On arrival, you will be asked to check in, describe your cutlery as best you can, and also point out any faults or snags such as the Sheffield stainless steel canteen of cutlery you had as a gift was made in Hong Kong due to overtime being cut back in, well, Sheffield, at the time and this will save you some time and inconvenience.
Those who use plastic eating implements due to visiting family members that are not to be trusted, more so those who only turn up for family funerals, will not be asked to attend to save any embarrassment.
Regarding said plastic cutlery, there will instructions for this eventuality will be on page 37 of the government leaflet number: UK17839/ 2645/89653/Bonus Ball 7 (revised) Knives, Forks and Spoons - Valuation and Assessments that will be soon be dropping through your letterbox but hopefully before letterboxes are scrapped, otherwise it could be tricky, as being a thick leaflet, it will not slide under the front door, (which so far have not been mentioned in any possible scrappage initiatives as the staff and hangers-on to oversee it have not been hired yet, but pencil it in under ‘forthcoming attractions’ in your diaries or on your social media page next to ‘must feed cat today’ reminder).

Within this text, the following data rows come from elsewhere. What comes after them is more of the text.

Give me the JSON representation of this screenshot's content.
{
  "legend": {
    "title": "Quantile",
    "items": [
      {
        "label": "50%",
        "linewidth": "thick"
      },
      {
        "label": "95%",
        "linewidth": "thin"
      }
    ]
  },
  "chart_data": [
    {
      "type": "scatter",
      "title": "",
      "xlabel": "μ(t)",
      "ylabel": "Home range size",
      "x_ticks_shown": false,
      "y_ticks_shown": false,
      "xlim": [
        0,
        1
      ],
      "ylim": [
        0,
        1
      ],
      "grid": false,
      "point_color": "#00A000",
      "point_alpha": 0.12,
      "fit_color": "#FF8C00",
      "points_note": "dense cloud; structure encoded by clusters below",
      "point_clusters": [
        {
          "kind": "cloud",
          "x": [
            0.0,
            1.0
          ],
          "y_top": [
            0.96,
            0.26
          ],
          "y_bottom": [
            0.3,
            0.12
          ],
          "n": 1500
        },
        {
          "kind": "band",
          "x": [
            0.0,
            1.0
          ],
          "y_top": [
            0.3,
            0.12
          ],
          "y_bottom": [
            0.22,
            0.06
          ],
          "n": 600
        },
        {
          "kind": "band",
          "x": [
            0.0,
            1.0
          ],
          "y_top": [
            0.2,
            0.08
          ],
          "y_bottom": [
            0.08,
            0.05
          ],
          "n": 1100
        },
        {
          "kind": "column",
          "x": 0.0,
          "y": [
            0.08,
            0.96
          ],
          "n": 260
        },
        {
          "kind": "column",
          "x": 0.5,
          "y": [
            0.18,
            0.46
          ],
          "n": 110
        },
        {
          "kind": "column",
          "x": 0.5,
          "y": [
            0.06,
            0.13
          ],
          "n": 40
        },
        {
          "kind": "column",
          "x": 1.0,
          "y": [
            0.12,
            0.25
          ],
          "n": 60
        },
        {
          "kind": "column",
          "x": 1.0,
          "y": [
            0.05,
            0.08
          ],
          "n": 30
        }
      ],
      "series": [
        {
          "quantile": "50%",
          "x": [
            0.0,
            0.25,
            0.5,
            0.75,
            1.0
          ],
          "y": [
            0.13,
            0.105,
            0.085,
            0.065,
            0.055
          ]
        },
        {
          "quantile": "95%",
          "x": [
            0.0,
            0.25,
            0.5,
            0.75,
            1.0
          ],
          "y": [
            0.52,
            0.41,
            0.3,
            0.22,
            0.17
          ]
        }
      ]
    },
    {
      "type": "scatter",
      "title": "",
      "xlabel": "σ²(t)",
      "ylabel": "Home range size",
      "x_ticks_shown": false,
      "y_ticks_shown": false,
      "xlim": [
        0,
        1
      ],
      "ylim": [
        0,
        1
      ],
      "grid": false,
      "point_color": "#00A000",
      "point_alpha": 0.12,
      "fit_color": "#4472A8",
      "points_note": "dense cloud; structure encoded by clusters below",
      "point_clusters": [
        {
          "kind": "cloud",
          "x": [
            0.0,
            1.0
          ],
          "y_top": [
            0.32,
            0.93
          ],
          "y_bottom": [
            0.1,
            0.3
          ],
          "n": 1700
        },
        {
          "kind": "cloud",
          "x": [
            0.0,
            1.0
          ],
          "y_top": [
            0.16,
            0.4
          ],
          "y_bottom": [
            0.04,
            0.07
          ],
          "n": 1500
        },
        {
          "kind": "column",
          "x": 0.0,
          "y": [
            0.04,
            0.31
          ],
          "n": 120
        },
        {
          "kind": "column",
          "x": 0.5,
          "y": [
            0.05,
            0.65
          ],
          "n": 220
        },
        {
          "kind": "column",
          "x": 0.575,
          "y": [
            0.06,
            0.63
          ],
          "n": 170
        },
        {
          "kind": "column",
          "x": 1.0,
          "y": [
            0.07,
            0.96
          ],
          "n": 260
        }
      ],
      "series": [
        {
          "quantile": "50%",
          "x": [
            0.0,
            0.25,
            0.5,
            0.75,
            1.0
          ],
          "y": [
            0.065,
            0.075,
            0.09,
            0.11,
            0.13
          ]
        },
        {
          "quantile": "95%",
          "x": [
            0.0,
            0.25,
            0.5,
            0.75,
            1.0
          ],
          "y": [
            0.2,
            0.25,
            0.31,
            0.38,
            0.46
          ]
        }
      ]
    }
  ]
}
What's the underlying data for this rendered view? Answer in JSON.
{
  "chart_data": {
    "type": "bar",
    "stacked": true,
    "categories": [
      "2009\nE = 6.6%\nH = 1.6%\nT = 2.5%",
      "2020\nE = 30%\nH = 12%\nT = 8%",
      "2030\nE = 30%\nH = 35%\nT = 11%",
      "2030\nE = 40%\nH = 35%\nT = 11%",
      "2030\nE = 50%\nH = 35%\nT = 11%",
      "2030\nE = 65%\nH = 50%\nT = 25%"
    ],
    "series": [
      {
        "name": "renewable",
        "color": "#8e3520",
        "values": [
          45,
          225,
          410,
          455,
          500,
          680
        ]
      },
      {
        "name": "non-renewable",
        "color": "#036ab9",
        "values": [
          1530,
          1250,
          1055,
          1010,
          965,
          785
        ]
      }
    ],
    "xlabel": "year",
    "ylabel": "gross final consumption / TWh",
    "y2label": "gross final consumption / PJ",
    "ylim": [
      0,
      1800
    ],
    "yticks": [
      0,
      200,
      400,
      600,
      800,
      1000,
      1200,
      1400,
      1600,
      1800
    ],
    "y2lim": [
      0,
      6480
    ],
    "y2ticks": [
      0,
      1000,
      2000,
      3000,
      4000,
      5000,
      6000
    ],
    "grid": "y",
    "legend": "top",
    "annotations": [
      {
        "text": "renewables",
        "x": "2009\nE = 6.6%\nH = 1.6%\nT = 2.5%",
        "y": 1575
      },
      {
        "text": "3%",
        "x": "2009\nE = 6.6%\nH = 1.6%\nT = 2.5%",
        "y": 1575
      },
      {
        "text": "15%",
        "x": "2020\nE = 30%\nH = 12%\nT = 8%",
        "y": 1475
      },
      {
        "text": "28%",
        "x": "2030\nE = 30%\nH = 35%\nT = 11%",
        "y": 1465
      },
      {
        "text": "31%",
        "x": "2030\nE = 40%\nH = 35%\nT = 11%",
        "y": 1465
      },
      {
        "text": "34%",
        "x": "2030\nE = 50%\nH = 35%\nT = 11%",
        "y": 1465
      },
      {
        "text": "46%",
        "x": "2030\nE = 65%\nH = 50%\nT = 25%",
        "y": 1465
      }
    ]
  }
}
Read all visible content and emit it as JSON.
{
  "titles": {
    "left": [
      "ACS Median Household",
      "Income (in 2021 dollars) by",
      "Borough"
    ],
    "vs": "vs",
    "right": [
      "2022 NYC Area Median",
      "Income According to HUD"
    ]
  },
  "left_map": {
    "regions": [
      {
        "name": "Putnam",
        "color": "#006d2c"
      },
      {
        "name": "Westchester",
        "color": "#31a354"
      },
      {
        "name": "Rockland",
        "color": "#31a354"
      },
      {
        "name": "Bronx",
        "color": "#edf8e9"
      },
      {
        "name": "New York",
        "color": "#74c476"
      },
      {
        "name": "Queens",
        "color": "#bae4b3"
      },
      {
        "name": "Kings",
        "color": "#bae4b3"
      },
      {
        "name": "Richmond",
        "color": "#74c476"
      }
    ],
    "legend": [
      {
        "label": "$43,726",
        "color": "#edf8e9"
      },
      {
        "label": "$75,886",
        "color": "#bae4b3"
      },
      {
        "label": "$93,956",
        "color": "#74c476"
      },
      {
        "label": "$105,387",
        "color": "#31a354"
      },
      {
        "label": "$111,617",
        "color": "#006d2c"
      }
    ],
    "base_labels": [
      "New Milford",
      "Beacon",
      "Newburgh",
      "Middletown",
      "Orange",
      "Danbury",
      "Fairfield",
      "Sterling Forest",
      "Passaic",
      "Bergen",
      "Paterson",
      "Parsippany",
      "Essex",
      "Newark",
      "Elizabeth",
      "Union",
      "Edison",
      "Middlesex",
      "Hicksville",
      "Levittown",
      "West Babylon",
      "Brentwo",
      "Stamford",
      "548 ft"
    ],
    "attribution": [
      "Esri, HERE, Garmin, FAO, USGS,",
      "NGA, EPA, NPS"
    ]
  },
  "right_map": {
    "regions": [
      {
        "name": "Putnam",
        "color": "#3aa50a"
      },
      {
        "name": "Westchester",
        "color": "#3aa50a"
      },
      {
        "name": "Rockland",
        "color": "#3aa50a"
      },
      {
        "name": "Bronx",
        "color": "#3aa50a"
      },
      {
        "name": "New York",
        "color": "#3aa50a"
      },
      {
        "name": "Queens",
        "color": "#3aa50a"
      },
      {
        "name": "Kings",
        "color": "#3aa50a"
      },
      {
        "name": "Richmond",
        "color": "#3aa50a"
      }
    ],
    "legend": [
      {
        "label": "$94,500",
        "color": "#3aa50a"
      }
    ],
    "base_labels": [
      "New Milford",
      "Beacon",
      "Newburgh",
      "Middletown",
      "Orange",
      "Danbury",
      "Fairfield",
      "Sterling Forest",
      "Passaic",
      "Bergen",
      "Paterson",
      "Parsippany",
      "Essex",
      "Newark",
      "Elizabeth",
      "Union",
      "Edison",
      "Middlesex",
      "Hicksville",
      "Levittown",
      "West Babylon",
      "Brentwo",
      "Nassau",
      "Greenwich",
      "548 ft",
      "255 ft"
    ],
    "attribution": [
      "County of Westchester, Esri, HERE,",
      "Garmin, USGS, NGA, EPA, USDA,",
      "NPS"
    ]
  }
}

To think that my mum all those years ago applied for planning permission for a serving hatch for her kitchen/dining room wall, as she was never happy with the one she had when she moved in, as it opened into the back garden and apart from next door’s dog - Knuckles - nobody ever took any food from her.
She gave up in the end as no CK (Council Killjoy) appeared to do the required, so she had it removed, then glazed, and called it a kitchen window, but I feel sure that this serving hatch would now be part of a scrappage deal - unless you can see through it all of course.